Peri-Khan Sofieva (Pərixan Sofiyeva, ფერიხან სოფიევა; 1884 – 1953) was the first Muslim woman elected to office.

==Biography==
Sofiyeva was born in 1884 in the Georgian town of Karajala, then part of the Georgian region of Tiflis Governorate, in the Russian Empire. She was the only girl in a family of eight. At the time of the Russian Empire, Sofia was the head of her brothers, thus gaining popularity. With the loan taken from a bank, she opened an orphanage in the village.

==Political career==
=== Independent Georgia ===
After the February 1917 Revolution, the transition from the South Caucasus began with a reform of the local governments. On 26 May 1918, Georgia declared its independence. In local elections later in the year, Sofiyeva was elected to be a councillor in Karajala. Although Sofiyeva was an active person, very little is known about her life.

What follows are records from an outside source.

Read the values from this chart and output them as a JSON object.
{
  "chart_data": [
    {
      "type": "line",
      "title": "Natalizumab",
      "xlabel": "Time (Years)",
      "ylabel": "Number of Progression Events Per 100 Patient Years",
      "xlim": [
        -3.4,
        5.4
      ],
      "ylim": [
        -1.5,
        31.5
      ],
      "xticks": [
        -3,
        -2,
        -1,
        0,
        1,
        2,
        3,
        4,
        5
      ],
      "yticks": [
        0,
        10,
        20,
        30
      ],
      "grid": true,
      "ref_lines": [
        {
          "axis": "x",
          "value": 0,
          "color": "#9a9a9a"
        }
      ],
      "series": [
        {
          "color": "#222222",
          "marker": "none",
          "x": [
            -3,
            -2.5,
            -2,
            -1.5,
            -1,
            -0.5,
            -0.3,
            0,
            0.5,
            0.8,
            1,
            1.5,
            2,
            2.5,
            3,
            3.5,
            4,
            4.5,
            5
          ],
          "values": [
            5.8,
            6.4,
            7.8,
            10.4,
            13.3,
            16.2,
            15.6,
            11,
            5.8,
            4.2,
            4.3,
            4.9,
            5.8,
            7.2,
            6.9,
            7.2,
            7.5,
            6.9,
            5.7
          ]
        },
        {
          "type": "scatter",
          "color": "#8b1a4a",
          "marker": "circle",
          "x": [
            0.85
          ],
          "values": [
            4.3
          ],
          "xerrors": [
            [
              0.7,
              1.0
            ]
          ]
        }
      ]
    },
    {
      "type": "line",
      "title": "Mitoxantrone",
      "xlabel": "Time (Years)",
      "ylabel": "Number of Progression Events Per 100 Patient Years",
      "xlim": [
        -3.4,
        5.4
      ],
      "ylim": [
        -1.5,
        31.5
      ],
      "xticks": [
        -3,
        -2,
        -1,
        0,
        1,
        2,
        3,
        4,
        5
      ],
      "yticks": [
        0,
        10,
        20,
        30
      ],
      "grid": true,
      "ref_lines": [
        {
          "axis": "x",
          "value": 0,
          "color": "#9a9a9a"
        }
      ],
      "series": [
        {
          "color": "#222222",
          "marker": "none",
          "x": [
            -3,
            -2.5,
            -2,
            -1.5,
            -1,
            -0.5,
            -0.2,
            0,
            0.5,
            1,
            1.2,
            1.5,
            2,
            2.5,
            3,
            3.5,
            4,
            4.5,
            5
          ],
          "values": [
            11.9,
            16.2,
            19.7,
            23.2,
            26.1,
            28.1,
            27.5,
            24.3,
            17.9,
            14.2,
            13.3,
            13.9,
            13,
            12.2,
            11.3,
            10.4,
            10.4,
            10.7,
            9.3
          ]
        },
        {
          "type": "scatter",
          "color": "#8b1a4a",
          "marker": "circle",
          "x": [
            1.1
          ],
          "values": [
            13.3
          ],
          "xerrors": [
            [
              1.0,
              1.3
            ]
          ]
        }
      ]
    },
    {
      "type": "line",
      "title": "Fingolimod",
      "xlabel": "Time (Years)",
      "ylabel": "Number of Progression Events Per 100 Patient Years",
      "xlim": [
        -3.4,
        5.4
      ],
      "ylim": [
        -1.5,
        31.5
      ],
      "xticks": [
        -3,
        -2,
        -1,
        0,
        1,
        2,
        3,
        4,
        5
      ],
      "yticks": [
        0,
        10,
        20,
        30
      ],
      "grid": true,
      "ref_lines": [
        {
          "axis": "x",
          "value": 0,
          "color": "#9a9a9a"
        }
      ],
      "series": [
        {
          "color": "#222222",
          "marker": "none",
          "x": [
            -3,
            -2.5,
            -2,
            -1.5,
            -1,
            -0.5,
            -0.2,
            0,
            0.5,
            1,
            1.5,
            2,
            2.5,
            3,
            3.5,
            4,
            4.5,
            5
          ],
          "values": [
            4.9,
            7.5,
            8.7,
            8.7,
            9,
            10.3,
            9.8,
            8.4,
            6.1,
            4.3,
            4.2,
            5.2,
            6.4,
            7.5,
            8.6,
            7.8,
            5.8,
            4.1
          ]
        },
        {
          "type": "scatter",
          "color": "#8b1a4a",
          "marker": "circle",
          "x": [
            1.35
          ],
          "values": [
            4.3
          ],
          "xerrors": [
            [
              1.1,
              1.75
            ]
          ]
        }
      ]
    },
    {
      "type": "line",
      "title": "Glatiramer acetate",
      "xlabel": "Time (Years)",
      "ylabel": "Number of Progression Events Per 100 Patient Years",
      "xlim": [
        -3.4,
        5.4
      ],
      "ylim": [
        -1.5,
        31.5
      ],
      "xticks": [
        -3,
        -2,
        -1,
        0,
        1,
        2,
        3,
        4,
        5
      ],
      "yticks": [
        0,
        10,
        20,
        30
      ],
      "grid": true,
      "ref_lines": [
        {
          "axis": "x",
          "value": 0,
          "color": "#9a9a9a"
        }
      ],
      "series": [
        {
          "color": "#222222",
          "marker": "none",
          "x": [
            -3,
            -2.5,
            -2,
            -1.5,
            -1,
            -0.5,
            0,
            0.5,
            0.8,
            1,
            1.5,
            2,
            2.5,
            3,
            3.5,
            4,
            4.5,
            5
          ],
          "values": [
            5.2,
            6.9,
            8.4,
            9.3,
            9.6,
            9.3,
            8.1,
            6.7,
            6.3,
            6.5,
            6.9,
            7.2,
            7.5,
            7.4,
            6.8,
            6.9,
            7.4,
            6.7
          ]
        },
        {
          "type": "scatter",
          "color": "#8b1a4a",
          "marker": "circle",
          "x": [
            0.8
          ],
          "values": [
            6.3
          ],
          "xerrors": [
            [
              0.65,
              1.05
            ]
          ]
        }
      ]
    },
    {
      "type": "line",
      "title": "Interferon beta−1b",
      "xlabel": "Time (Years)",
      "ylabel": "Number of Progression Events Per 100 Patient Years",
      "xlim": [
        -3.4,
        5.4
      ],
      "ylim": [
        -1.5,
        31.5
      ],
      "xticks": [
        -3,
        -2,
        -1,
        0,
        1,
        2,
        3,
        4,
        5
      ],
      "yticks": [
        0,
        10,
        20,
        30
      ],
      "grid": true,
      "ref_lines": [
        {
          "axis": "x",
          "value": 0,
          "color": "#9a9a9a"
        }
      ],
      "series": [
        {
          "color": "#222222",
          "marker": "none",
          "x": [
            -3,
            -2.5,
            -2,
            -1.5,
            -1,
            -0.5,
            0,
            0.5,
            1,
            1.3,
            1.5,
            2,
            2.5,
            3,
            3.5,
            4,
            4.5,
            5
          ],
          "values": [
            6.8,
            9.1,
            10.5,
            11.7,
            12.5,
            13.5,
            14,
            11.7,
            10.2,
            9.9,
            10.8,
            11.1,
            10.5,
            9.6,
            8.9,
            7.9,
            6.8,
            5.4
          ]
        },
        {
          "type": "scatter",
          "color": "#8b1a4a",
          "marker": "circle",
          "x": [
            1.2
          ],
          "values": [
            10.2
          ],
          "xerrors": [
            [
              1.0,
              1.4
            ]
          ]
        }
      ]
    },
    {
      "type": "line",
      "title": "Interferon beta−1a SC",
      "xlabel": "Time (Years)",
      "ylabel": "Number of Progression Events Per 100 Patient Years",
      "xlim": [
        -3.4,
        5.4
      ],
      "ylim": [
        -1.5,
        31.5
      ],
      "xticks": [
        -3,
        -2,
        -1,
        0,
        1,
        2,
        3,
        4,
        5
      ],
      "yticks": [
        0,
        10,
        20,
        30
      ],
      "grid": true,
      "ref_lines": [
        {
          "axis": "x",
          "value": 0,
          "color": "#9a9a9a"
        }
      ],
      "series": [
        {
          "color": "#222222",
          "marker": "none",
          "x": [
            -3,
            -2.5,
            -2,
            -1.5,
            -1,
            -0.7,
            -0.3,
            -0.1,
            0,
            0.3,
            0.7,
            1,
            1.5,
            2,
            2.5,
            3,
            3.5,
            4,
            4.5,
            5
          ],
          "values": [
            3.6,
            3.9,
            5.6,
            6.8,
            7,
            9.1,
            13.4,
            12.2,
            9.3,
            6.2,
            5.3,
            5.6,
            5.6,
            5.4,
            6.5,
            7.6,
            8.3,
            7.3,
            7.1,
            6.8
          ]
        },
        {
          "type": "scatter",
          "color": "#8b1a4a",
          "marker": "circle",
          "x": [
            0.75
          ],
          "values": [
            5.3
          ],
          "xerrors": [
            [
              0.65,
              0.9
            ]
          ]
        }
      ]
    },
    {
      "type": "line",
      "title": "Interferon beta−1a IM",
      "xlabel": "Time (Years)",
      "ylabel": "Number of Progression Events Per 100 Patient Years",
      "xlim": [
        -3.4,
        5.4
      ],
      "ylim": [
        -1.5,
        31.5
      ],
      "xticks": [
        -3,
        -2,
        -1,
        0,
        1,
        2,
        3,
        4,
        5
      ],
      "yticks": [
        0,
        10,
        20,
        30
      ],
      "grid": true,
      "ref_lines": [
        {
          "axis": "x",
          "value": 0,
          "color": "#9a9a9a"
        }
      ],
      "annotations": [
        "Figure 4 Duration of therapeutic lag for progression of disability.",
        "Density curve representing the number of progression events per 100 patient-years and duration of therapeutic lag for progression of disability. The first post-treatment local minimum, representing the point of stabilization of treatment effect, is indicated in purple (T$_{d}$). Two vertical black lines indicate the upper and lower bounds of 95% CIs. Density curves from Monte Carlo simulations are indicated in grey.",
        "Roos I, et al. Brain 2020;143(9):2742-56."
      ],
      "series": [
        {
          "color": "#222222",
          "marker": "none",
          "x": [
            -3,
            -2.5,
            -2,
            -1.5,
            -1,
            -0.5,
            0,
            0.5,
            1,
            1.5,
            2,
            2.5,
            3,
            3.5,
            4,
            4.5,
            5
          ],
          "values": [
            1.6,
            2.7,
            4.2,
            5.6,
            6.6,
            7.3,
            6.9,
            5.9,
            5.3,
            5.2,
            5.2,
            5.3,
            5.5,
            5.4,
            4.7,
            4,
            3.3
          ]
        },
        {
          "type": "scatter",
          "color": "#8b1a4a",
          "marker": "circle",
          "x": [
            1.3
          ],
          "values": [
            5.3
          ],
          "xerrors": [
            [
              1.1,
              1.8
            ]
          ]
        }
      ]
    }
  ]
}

=== Invasion of the Soviet Union ===
According to Rashgan Sofieva, the wife of Peri-Khan Sofieva's nephew, Sofiyeva hated the Bolsheviks and the Soviet government. Because of the Great Purge, she walked around with her old Mauser C96 pistol, after eight brothers were executed and buried in one of the common graves because they came from a rich family and were considered traitors.

=== Death ===
Sofiyeva died in 1953, victim of a heart attack after hearing of the detention of one of her nephews.